AB 1043 was introduced by Assemblymember Buffy Wicks, who had previously authored the California Age-Appropriate Design Code Act. The bill passed the California State Assembly 76-0 in June 2025 and the California State Senate 38-0 in September 2025. It was signed into law by Governor Newsom on October 13, 2025, and filed the same day with the California Secretary of State. Governor Newsom issued a signing statement noting concerns from streaming services and video game developers about the law, specifically "complexities such as multi-user accounts shared by a family member and user profiles utilized across multiple devices." Newsom urged the Legislature to amend the law to address these concerns before its effective date. Wicks subsequently indicated willingness to work with streaming providers on possible remedies.

== Provisions ==

The law establishes four age brackets for purposes of the required signal: under 13 years of age, 13 to under 16, 16 to under 18, and 18 or older. Under the law, "operating system providers" must display an interface at account setup that requires the birth date, age, or both, of the device's primary user and provide a digital signal specifying the associated age bracket via a "reasonably consistent real-time application programming interface." Developers must request an age bracket signal when an application covered by the law is downloaded and launched. Upon receiving a signal, a developer is "deemed to have actual knowledge" of the user's age range, triggering potential obligations under other laws such as the Children's Online Privacy Protection Act and the California Consumer Privacy Act.

Violations are subject to civil penalties of up to $2,500 per affected child for each negligent violation and up to $7,500 per affected child for each intentional violation.

== Reception ==

The Reason Foundation said that the bill "represents a meaningful advancement in the national debate on age verification. It replaces high-risk identity checks with privacy-preserving signals, curtails constitutional litigation risks, and clarifies enforcement responsibility," but added that the law should be amended so the protections were opt-in.

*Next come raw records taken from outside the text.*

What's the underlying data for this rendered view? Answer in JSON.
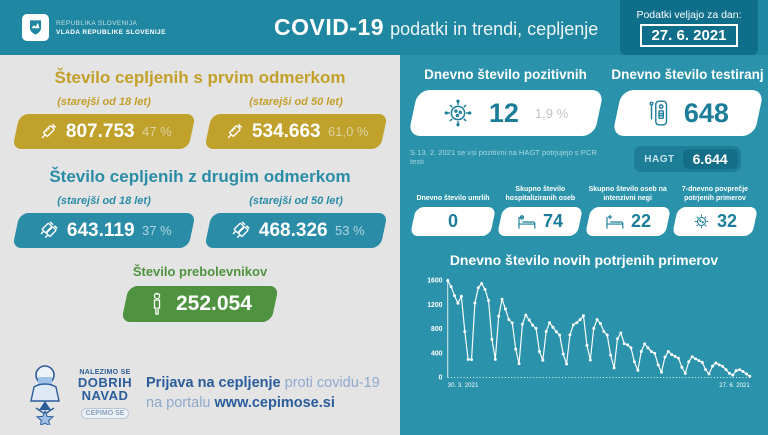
{
  "header": {
    "logo_line1": "REPUBLIKA SLOVENIJA",
    "logo_line2": "VLADA REPUBLIKE SLOVENIJE",
    "title_bold": "COVID-19",
    "title_rest": "podatki in trendi, cepljenje",
    "date_label": "Podatki veljajo za dan:",
    "date_value": "27. 6. 2021"
  },
  "left": {
    "first_dose": {
      "title": "Število cepljenih s prvim odmerkom",
      "groups": [
        {
          "label": "(starejši od 18 let)",
          "value": "807.753",
          "percent": "47 %"
        },
        {
          "label": "(starejši od 50 let)",
          "value": "534.663",
          "percent": "61,0 %"
        }
      ]
    },
    "second_dose": {
      "title": "Število cepljenih z drugim odmerkom",
      "groups": [
        {
          "label": "(starejši od 18 let)",
          "value": "643.119",
          "percent": "37 %"
        },
        {
          "label": "(starejši od 50 let)",
          "value": "468.326",
          "percent": "53 %"
        }
      ]
    },
    "recovered": {
      "title": "Število prebolevnikov",
      "value": "252.054"
    },
    "campaign": {
      "logo_line1": "NALEZIMO SE",
      "logo_line2": "DOBRIH",
      "logo_line3": "NAVAD",
      "logo_badge": "CEPIMO SE",
      "cta_bold1": "Prijava na cepljenje",
      "cta_rest1": " proti covidu-19",
      "cta_rest2": "na portalu ",
      "cta_bold2": "www.cepimose.si"
    }
  },
  "right": {
    "positive": {
      "title": "Dnevno število pozitivnih",
      "value": "12",
      "percent": "1,9 %",
      "note": "S 13. 2. 2021 se vsi pozitivni na HAGT potrjujejo s PCR testi"
    },
    "tests": {
      "title": "Dnevno število testiranj",
      "value": "648",
      "hagt_label": "HAGT",
      "hagt_value": "6.644"
    },
    "mini_stats": [
      {
        "label": "Dnevno število umrlih",
        "value": "0",
        "icon": "none"
      },
      {
        "label": "Skupno število hospitaliziranih oseb",
        "value": "74",
        "icon": "hospital-bed-icon"
      },
      {
        "label": "Skupno število oseb na intenzivni negi",
        "value": "22",
        "icon": "icu-bed-icon"
      },
      {
        "label": "7-dnevno povprečje potrjenih primerov",
        "value": "32",
        "icon": "virus-icon"
      }
    ]
  },
  "chart_data": {
    "type": "line",
    "title": "Dnevno število novih potrjenih primerov",
    "xlabel": "",
    "ylabel": "",
    "x_start_label": "30. 3. 2021",
    "x_end_label": "27. 6. 2021",
    "ylim": [
      0,
      1600
    ],
    "yticks": [
      0,
      400,
      800,
      1200,
      1600
    ],
    "grid": false,
    "legend": "none",
    "line_color": "#ffffff",
    "values_note": "daily new confirmed cases, estimated from plot",
    "values": [
      1600,
      1495,
      1350,
      1225,
      1340,
      760,
      300,
      295,
      1230,
      1480,
      1550,
      1450,
      1270,
      630,
      300,
      1010,
      1290,
      1130,
      955,
      900,
      470,
      230,
      880,
      1030,
      950,
      865,
      810,
      430,
      285,
      760,
      905,
      830,
      755,
      700,
      390,
      225,
      705,
      870,
      905,
      955,
      1020,
      530,
      290,
      810,
      955,
      890,
      760,
      700,
      370,
      160,
      640,
      735,
      560,
      540,
      490,
      260,
      120,
      430,
      555,
      490,
      430,
      400,
      210,
      90,
      340,
      430,
      380,
      350,
      320,
      170,
      70,
      260,
      345,
      310,
      280,
      250,
      130,
      60,
      190,
      240,
      210,
      185,
      130,
      70,
      40,
      115,
      130,
      100,
      60,
      22
    ]
  },
  "colors": {
    "header_bg": "#1f87a1",
    "right_bg": "#2a92aa",
    "left_bg": "#e4e4e4",
    "gold": "#bfa12b",
    "teal_badge": "#2b8ca7",
    "green": "#4f9340",
    "date_box_bg": "#0f6e8a",
    "value_teal": "#1b7d98",
    "dark_blue": "#2a5c9c"
  }
}
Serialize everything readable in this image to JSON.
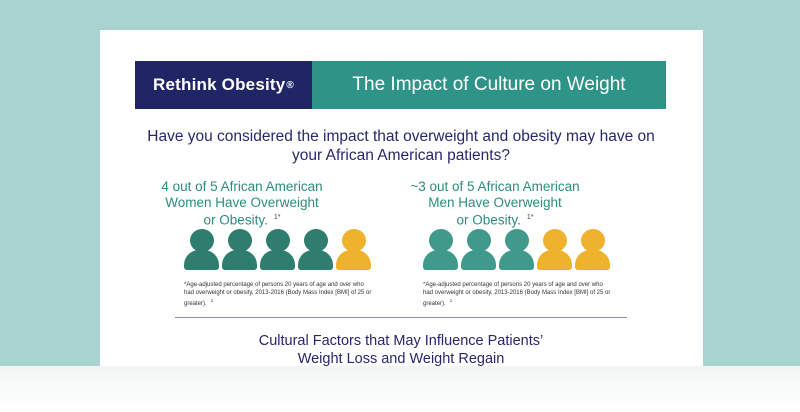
{
  "banner": {
    "brand": "Rethink Obesity",
    "brand_mark": "®",
    "title": "The Impact of Culture on Weight"
  },
  "question": "Have you considered the impact that overweight and obesity may have on your African American patients?",
  "women": {
    "heading_line1": "4 out of 5 African American",
    "heading_line2": "Women Have Overweight",
    "heading_line3": "or Obesity.",
    "ref": "1*",
    "highlighted": 4,
    "total": 5,
    "footnote": "*Age-adjusted percentage of persons 20 years of age and over who had overweight or obesity, 2013-2016 (Body Mass Index [BMI] of 25 or greater).",
    "footnote_ref": "1"
  },
  "men": {
    "heading_line1": "~3 out of 5 African American",
    "heading_line2": "Men Have Overweight",
    "heading_line3": "or Obesity.",
    "ref": "1*",
    "highlighted": 3,
    "total": 5,
    "footnote": "*Age-adjusted percentage of persons 20 years of age and over who had overweight or obesity, 2013-2016 (Body Mass Index [BMI] of 25 or greater).",
    "footnote_ref": "1"
  },
  "section_title_line1": "Cultural Factors that May Influence Patients’",
  "section_title_line2": "Weight Loss and Weight Regain",
  "colors": {
    "navy": "#1f2565",
    "teal": "#2e9488",
    "women_person": "#2e7d6e",
    "men_person": "#3f9a8c",
    "other_person": "#efb22d",
    "background": "#a9d3d1"
  },
  "icons": {
    "person": "person-icon"
  }
}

The Electronic Frontier Foundation (EFF) characterized OS-level age gates as creating "unnecessary and unconstitutional barriers for adults and young people to access information and express themselves online." EFF argued that because developers receiving an age signal are "deemed to have actual knowledge" of a minor user's age, they face legal incentives to restrict access to applications beyond what the law requires, amounting to outsourced censorship. They noted that the law's burdens fall disproportionately on developers who are not part of large, well-resourced companies, particularly free and open-source software developers, for whom building age-collection and signaling functionality may not be feasible.

More than 400 computer scientists signed an open letter protesting such laws, stating that they will create surveillance infrastructure without effectively preventing minors' access to age-restricted content. Several open-source projects announced that they would not implement the law's requirements, including GrapheneOS, MidnightBSD, DB48X,
and Ageless Linux, which was launched as an act of civil disobedience against AB 1043, declaring itself to be in "full, knowing, and intentional noncompliance" with the law.

In May 2026, Wicks introduced amendments to the bill in AB 1856, intended to reduce its burden on the distributors of open-source operating systems. The amendment redefines an "operating system provider" to exclude "a person or entity that distributes an operating system or application under license terms that permit a recipient to copy, redistribute, and modify the software", and "application" to exclude "software components that are not themselves offered to consumers as a stand-alone executable application through a covered application store".